SEBI notifies new Takeover code effective 22nd October 2011

SEBI on Friday the 23rd of September has notified the new takeover code and informed that the same would become effective from the 22nd of October 2011.

There are three major changes in the takeover code which are different from the earlier takeover code. These changes are as follows: -

1.  The point at which the open offer is triggered has been changed from the earlier 15% to 26%.
2.  The size of the open offer has been increased from 20% to 25%.
3.  Non-compete fees which were paid earlier to promoters is now not permitted.

The offer price shall be the highest of the four prices. The four prices would be the negotiated price, volume weighted average price over the last 52 weeks prior to the public announcement, the highest price payable or paid in the last 26 weeks before the public announcement, or the volume weighted average price of 60 trading days prior to the public announcement.

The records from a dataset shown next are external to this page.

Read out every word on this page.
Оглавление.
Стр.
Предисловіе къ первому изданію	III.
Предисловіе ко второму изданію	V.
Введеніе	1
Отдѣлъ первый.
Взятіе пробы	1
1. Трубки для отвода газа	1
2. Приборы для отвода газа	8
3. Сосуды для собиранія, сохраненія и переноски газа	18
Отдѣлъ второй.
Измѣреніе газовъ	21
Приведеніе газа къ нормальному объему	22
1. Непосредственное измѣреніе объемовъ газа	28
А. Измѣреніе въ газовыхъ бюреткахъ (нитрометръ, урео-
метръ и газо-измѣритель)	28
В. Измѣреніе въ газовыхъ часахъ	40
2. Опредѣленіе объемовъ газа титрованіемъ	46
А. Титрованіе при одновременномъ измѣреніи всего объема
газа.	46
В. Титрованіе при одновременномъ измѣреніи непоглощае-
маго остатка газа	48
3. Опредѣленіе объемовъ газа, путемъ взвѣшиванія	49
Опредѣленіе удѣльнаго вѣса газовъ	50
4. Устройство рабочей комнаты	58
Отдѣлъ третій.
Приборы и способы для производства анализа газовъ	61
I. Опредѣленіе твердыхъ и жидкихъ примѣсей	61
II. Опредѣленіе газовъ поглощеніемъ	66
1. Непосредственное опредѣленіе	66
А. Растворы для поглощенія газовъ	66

The takeover code also specifies that companies cannot breach the maximum promoter shareholding limit of 75%. In case it happens, the acquirer has to shed the portion that is above 75%. If one were to take the theoretical example of a company where the promoter holds 51% and sells 25% to another person. The combined holding of the new promoter and the erstwhile promoter would be 51% with an open offer of 26%, which if fully subscribed would make the promoter holding 77%. The excess holding of 2% would have to be divested by the new promoter.

SEBI has alos disallowed automatic delisting and acquirers whose stake exceeds 75% are ineligible to voluntarily delist before 12 months of completion of the open offer.

The takeover code has also defined indirect acquisition or control. This is defined as the ability to exercise or direct the exercise of voting rights which would otherwise attract the obligation of making a public announcement of an open offer. The threshold point for this control or ability is 80% of assets or net sales or market capitalization of the target company, it would be deemed to be a direct acquisition.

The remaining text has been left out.